The Office for Students isn’t the complaints body for English higher education, it’s the Office of the Independent Adjudicator.

Maybe he means that students should use the OfS “notifications” process. But as OfS makes clear, it doesn’t do individual complaints:

We will not be able to update you on the progress or outcome of the issue that you have raised. Confirming or denying that we are investigating a concern could interfere with our ability to investigate effectively, for example by tipping off a university or college about our interest.

And as OfS’ CEO Nicola Dandridge said back in September:

What we will be looking for is quality provision whether or not it’s face-to-face or online.”

Maybe I’m breaking my own overthinking-Zahawi rule here – but what’s striking is not so much that ministers continue to believe that “something is wrong with universities”, but that as they clutch that belief, they have nothing to offer students, parents or reporters on fixing the problem beyond pointing at their own wrist’s length regulator.
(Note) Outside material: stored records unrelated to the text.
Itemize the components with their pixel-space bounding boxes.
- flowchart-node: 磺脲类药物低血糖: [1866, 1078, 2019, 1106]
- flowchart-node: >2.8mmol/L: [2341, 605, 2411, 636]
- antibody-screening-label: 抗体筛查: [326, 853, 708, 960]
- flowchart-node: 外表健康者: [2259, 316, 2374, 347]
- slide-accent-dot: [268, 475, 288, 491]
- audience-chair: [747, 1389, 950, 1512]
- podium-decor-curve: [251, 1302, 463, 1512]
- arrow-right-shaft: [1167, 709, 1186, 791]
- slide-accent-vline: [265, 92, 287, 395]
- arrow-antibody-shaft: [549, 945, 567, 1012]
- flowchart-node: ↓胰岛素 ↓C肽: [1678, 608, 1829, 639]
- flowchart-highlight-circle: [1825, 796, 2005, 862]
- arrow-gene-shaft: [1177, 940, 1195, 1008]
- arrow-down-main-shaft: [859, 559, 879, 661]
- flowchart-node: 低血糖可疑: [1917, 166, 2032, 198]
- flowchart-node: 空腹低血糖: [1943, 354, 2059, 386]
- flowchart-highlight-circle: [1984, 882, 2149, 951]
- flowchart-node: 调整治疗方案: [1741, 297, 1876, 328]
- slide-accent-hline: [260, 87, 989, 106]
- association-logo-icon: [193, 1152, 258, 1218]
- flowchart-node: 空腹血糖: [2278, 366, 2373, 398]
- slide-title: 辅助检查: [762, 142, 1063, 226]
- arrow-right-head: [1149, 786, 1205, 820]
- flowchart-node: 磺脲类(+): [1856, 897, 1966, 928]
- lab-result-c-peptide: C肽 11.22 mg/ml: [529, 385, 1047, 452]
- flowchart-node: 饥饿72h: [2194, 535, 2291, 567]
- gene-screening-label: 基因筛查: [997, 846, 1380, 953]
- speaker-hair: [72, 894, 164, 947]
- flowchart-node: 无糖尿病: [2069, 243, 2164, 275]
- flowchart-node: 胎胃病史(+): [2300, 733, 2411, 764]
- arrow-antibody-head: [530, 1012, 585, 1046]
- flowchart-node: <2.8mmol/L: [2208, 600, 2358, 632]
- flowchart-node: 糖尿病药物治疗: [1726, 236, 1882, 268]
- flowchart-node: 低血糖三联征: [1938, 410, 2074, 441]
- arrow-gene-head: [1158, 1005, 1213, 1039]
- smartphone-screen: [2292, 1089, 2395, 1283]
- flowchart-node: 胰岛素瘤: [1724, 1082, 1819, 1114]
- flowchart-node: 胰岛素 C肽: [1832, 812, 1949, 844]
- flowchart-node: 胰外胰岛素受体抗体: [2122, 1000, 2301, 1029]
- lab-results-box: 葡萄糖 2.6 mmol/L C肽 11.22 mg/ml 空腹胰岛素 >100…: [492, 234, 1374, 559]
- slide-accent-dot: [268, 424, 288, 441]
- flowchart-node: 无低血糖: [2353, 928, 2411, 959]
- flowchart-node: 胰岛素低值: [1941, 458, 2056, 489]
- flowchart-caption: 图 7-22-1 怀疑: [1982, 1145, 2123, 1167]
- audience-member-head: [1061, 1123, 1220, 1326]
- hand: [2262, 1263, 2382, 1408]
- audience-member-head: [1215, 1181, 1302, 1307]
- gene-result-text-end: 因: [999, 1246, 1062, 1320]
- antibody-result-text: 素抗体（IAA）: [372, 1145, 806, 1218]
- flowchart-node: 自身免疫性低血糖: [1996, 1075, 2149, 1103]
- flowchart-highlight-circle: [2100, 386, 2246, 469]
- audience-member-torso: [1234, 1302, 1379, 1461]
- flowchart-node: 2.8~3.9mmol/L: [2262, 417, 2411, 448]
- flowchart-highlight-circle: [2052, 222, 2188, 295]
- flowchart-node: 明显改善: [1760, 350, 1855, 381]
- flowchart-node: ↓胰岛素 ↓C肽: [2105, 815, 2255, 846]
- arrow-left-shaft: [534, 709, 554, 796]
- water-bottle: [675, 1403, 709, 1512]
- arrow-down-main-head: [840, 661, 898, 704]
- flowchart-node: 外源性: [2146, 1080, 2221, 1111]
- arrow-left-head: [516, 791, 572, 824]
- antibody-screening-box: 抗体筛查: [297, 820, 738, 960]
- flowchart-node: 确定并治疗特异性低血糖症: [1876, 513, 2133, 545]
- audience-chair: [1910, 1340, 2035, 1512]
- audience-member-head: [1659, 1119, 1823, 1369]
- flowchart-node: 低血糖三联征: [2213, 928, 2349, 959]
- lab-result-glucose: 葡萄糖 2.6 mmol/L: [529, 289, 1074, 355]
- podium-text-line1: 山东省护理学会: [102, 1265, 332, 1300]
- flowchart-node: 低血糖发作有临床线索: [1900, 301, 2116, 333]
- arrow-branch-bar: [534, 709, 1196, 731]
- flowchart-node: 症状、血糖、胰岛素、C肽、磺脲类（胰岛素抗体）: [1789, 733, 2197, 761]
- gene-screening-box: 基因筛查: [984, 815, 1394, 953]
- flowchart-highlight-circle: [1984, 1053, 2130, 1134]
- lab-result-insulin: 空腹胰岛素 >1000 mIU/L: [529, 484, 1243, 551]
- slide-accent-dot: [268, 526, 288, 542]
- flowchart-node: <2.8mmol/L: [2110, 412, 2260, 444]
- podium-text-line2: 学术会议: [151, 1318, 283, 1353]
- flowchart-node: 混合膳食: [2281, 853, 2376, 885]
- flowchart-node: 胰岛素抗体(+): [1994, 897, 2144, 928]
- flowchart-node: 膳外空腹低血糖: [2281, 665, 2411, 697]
About the only sensible thing I’ve read on all this comes from Olivia Anderson from Ripon on the website of Greatest Hits Radio (the Good Times Sound Like This) which I’ll reproduce here in full:

I didn’t meet anybody and I didn’t really make any friends and trying to make friends with people on Snapchat group chats is not the same but this year we’re allowed to be on campus the learning aspect and the social aspect are so much better and it’s a really big change.

The first year of my uni was completely online. The content was so hard to learn because we didn’t have the practical aspect to also learn from. You don’t really focus as much so I don’t feel like I learnt as well as a normal year would have been.

Especially for practical courses, you really have to do your practicals to be able to do a good assignment. Last year when everything was online and we couldn’t do certain practical and trying to write a lab report on a practical you haven’t done was really difficult and I probably didn’t do as well in it as I could have.

If that happened this year in my second year when the grades that we get really start to count towards the final grade then it is really going to impact me a lot because you need the first hand teaching experience to be able to produce the best piece of work.”